Tapping into the “mail moment”
By comparison, people receive fewer letters than ever, and communications that land through the letter box hang around for longer.
United States Postal Service research found that 47% of millennials look forward to checking their mailbox each day, something McCann Worldgroup’s chief Harris Diamond calls the “mail moment”. Yet too few companies are attempting to target millennials in this moment.
The USPS found that 40% of millennials read direct mail thoroughly, compared to only 18% of non-millennials. They also discovered that millennials spend more time reading mail compared to other generations: an average of 9.7 minutes each day, compared to 7.9 minutes for Generation X and 8 minutes for baby boomers.
The UK’s Royal Mail reported similar findings last year in its The Life Stages of Mail report. Its demographic profiling is slightly different but still shows that younger people respond positively. “[The] findings contradict the beliefs of some marketers that younger people – millennials included – don’t respond to mail,” it noted. “They do – even though they get a lot less of it than the older groups.”
‘Fledglings’ – deemed younger adults still living at home – were “highly positive” about mail. More than a quarter agreed that they trust the mail/post they receive through the door and 21.4% agreed that they were “more likely to trust mail more than information they find on the internet”.
Take McDonalds. When the fast food giant announced the launch of McDelivery in the UK this summer, it turned to Royal Mail Door Drop.
The communication, in the distinctive shape of a McDonald’s fry package, targets householders in the trial delivery areas of London, Leeds and Nottingham and aims to tap into a growing appetite for on-demand takeaways, driven by smartphone apps and the internet.
The door drop urges readers to download the UberEats app that will manage the delivery service.
Stand out among the digital clutter
This means that advertisers who do use mail to target this group have the opportunity to stand out. Unlike other media, they may have little or no competition from other advertisers’ messages.
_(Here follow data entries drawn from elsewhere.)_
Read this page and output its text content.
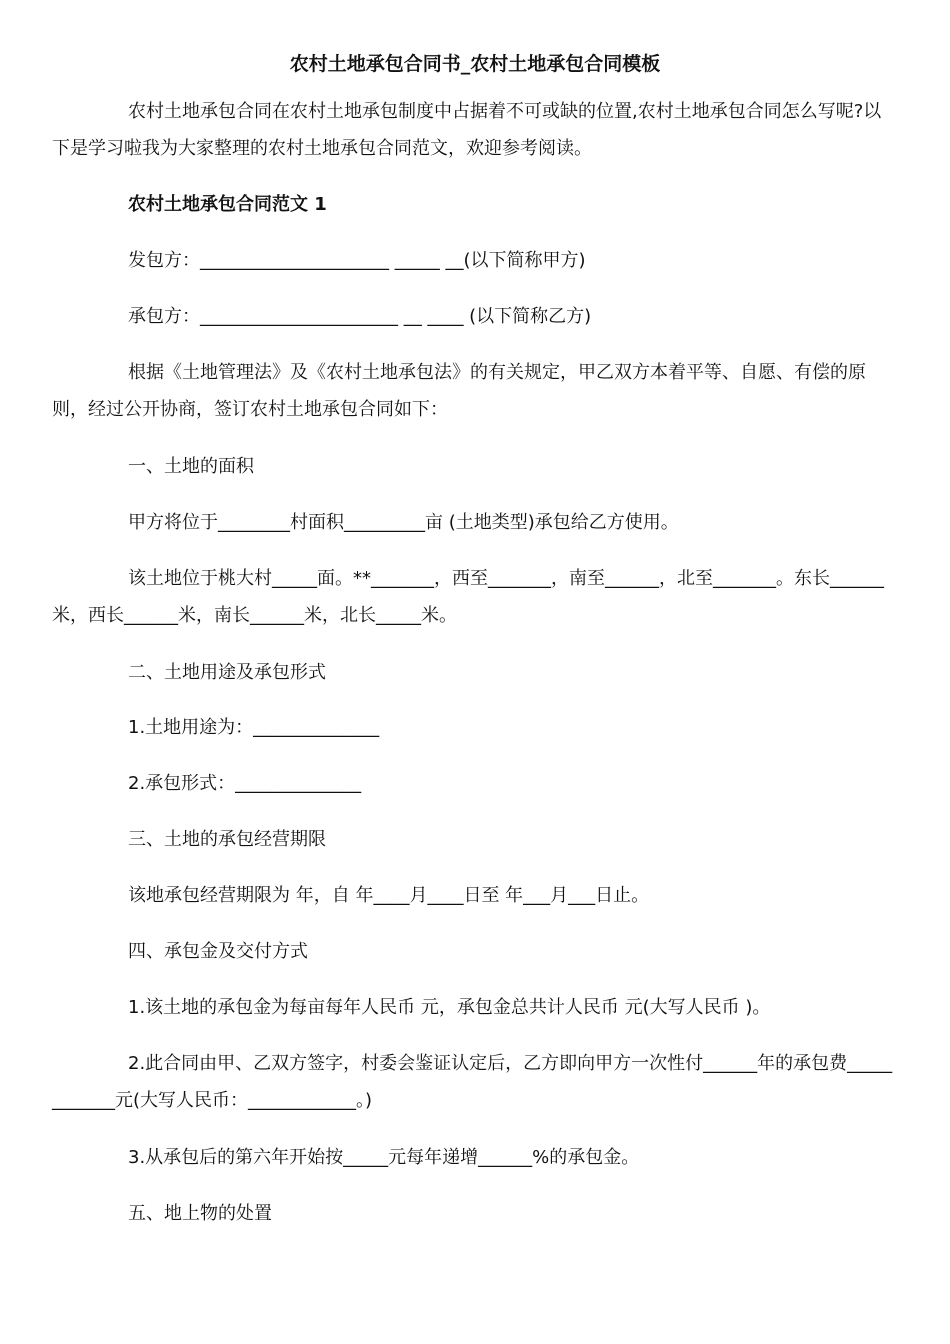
农村土地承包合同书_农村土地承包合同模板
农村土地承包合同在农村土地承包制度中占据着不可或缺的位置,农村土地承包合同怎么写呢?以下是学习啦我为大家整理的农村土地承包合同范文，欢迎参考阅读。
农村土地承包合同范文 1
发包方：_____________________ _____ __(以下简称甲方)
承包方：______________________ __ ____ (以下简称乙方)
根据《土地管理法》及《农村土地承包法》的有关规定，甲乙双方本着平等、自愿、有偿的原则，经过公开协商，签订农村土地承包合同如下：
一、土地的面积
甲方将位于________村面积_________亩 (土地类型)承包给乙方使用。
该土地位于桃大村_____面。**_______，西至_______，南至______，北至_______。东长______米，西长______米，南长______米，北长_____米。
二、土地用途及承包形式
1.土地用途为：______________
2.承包形式：______________
三、土地的承包经营期限
该地承包经营期限为 年，自 年____月____日至 年___月___日止。
四、承包金及交付方式
1.该土地的承包金为每亩每年人民币 元，承包金总共计人民币 元(大写人民币 )。
2.此合同由甲、乙双方签字，村委会鉴证认定后，乙方即向甲方一次性付______年的承包费____________元(大写人民币：____________。)
3.从承包后的第六年开始按_____元每年递增______%的承包金。
五、地上物的处置
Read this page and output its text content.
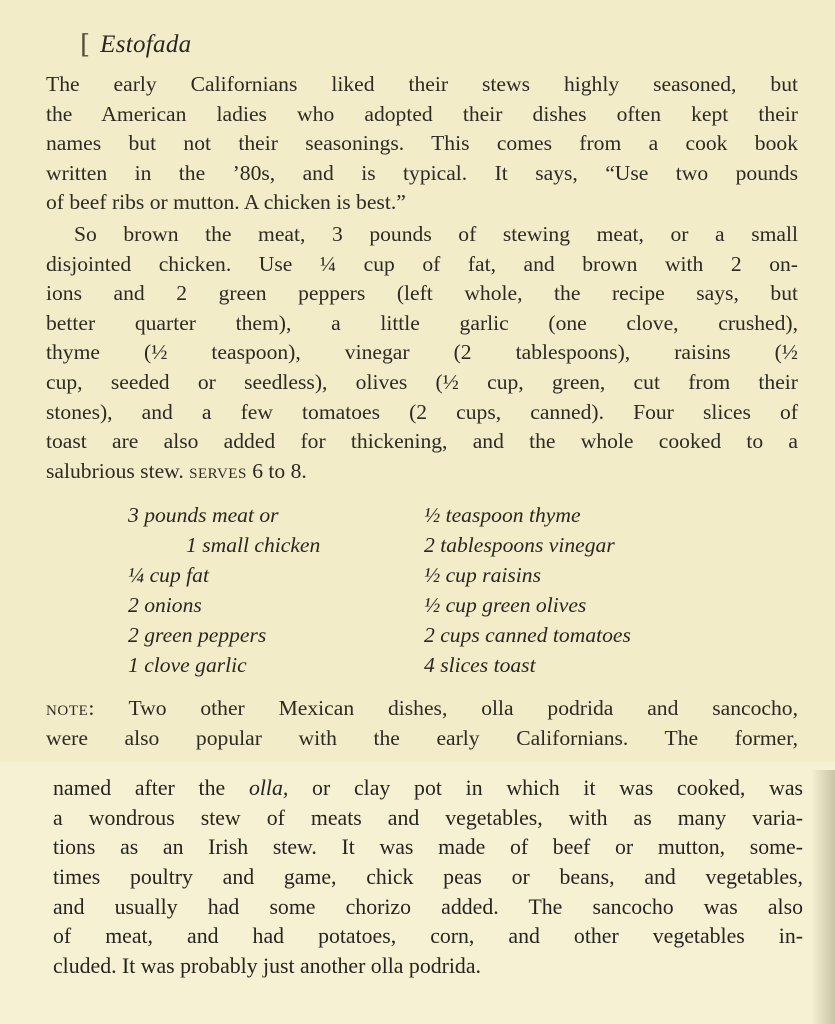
[ Estofada
The early Californians liked their stews highly seasoned, but
the American ladies who adopted their dishes often kept their
names but not their seasonings. This comes from a cook book
written in the ’80s, and is typical. It says, “Use two pounds
of beef ribs or mutton. A chicken is best.”
So brown the meat, 3 pounds of stewing meat, or a small
disjointed chicken. Use ¼ cup of fat, and brown with 2 on-
ions and 2 green peppers (left whole, the recipe says, but
better quarter them), a little garlic (one clove, crushed),
thyme (½ teaspoon), vinegar (2 tablespoons), raisins (½
cup, seeded or seedless), olives (½ cup, green, cut from their
stones), and a few tomatoes (2 cups, canned). Four slices of
toast are also added for thickening, and the whole cooked to a
salubrious stew. serves 6 to 8.
3 pounds meat or
1 small chicken
¼ cup fat
2 onions
2 green peppers
1 clove garlic
½ teaspoon thyme
2 tablespoons vinegar
½ cup raisins
½ cup green olives
2 cups canned tomatoes
4 slices toast
note: Two other Mexican dishes, olla podrida and sancocho,
were also popular with the early Californians. The former,
named after the olla, or clay pot in which it was cooked, was
a wondrous stew of meats and vegetables, with as many varia-
tions as an Irish stew. It was made of beef or mutton, some-
times poultry and game, chick peas or beans, and vegetables,
and usually had some chorizo added. The sancocho was also
of meat, and had potatoes, corn, and other vegetables in-
cluded. It was probably just another olla podrida.
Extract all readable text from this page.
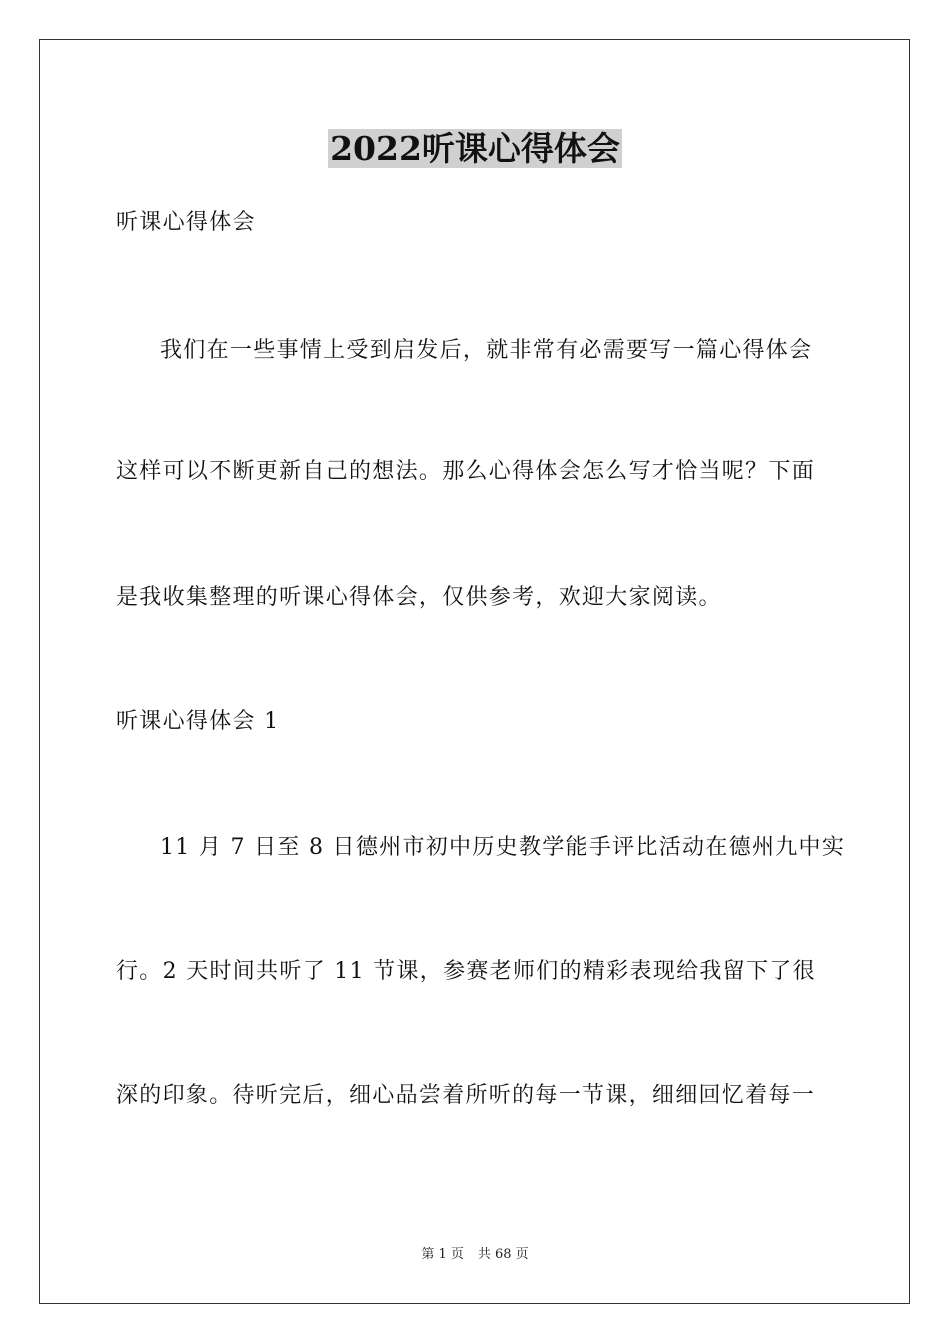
2022听课心得体会
听课心得体会
我们在一些事情上受到启发后，就非常有必需要写一篇心得体会
这样可以不断更新自己的想法。那么心得体会怎么写才恰当呢？下面
是我收集整理的听课心得体会，仅供参考，欢迎大家阅读。
听课心得体会 1
11 月 7 日至 8 日德州市初中历史教学能手评比活动在德州九中实
行。2 天时间共听了 11 节课，参赛老师们的精彩表现给我留下了很
深的印象。待听完后，细心品尝着所听的每一节课，细细回忆着每一
第 1 页 共 68 页
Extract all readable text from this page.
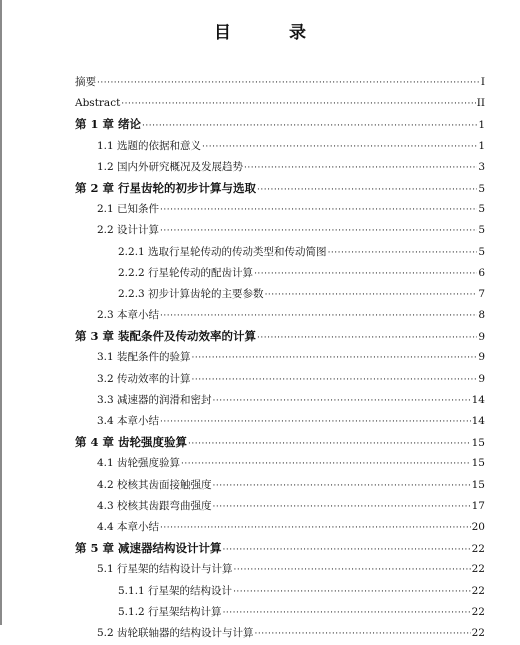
目 录
摘要 ·····	I
Abstract ·····	II
第 1 章 绪论 ·····	1
1.1 选题的依据和意义 ·····	1
1.2 国内外研究概况及发展趋势 ·····	3
第 2 章 行星齿轮的初步计算与选取 ·····	5
2.1 已知条件 ·····	5
2.2 设计计算 ·····	5
2.2.1 选取行星轮传动的传动类型和传动简图 ·····	5
2.2.2 行星轮传动的配齿计算 ·····	6
2.2.3 初步计算齿轮的主要参数 ·····	7
2.3 本章小结 ·····	8
第 3 章 装配条件及传动效率的计算 ·····	9
3.1 装配条件的验算 ·····	9
3.2 传动效率的计算 ·····	9
3.3 减速器的润滑和密封 ·····	14
3.4 本章小结 ·····	14
第 4 章 齿轮强度验算 ·····	15
4.1 齿轮强度验算 ·····	15
4.2 校核其齿面接触强度 ·····	15
4.3 校核其齿跟弯曲强度 ·····	17
4.4 本章小结 ·····	20
第 5 章 减速器结构设计计算 ·····	22
5.1 行星架的结构设计与计算 ·····	22
5.1.1 行星架的结构设计 ·····	22
5.1.2 行星架结构计算 ·····	22
5.2 齿轮联轴器的结构设计与计算 ·····	22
And neurological research carried out by Millward Brown shows that tangible marketing materials such as direct mail, leave a deeper impact on the brain and produce more brain responses connected with emotions.
For instance, material shown on cards generated more activity within the area of the brain associated with the integration of visual and spatial information, suggesting that physical material is more “real” to the brain. Physical materials produced more brain responses connected with internal feelings, suggesting greater “internalization” of the ads.
Direct mail’s tangibility provides a sharp contrast to the fleeting world of digital advertising, and this helps it stand out and make a positive impression – but with millennials spending so much time online, the savvy marketer will enable digital calls to action. Millennials may use a digital channel to respond to an item of mail, whether ordering from it or searching for more information about the company or product.
Why digital technology makes more of your direct mail
Technology such as QR codes and scannable coupons are effective because they enable the reader to engage with the direct mail and be instantaneously linked to the website they are looking for. You can also enhance your mailpiece with augmented reality, digital, interactive elements devised for mobile devices and tablets.
Marketers wanting to reach millennials who live in the digital realm may well find they have more success right on their doorstep. With limited daily mail each day, direct mail can create the cut through needed to reach its audience, and enhance that power by inviting its audience to journey online for more.